In the run-up to an IPO, there is no actual exchange of shares in this market. Trades get settled in cash on listing day after taking into account the negotiated price and the listing price. No trading in unlisted shares of a company (one which has public shareholding) that is due for a public listing is allowed once the IPO prospectus is filed. 

In the case of unlisted companies with no public shareholding, there are no shares to trade with anyways. 

Should you rely on it?

The ‘grey’ market, as its name suggests, is an unregulated market and so, the numbers are hard to verify. 

People we spoke to did not wish to be quoted but suggested that investors base their decision on investing in an IPO on company fundamentals rather than relying on the GMP. According to them, the reasons for this are many. 
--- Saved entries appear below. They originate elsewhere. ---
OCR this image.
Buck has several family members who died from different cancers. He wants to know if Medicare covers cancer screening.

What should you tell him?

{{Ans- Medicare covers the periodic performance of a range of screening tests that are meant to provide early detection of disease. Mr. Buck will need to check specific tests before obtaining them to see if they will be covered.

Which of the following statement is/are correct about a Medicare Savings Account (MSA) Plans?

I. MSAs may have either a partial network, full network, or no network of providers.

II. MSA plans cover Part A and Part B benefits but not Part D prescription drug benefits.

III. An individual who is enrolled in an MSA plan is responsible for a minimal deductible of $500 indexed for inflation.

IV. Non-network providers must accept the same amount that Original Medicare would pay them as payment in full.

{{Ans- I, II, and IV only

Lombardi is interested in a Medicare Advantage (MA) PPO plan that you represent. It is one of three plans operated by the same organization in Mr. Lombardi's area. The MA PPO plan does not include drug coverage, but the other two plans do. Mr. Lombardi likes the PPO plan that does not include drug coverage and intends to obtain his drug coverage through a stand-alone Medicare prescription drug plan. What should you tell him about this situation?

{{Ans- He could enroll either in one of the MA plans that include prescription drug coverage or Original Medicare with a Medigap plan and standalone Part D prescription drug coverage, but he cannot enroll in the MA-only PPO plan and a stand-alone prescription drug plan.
One, it is hard to say if the prices quoted in the grey market can be considered truly representative since one cannot know for certain the quantum of trades for different stocks happening here. 

Two, in some cases, the prices may also be prone to undue influence from certain players and, therefore, cannot be relied upon.  One of them suggested that investors must completely discount the GMP in case of smaller public issues. 

Investors can also draw lessons from many past IPOs such as those of Mahindra Logistics, Gland Pharma and SBI Cards and Payment Services, to name a few, where there was a divergence between what the grey market indicated (premium/discount) and how the stock listing went (premium/discount to the issue price).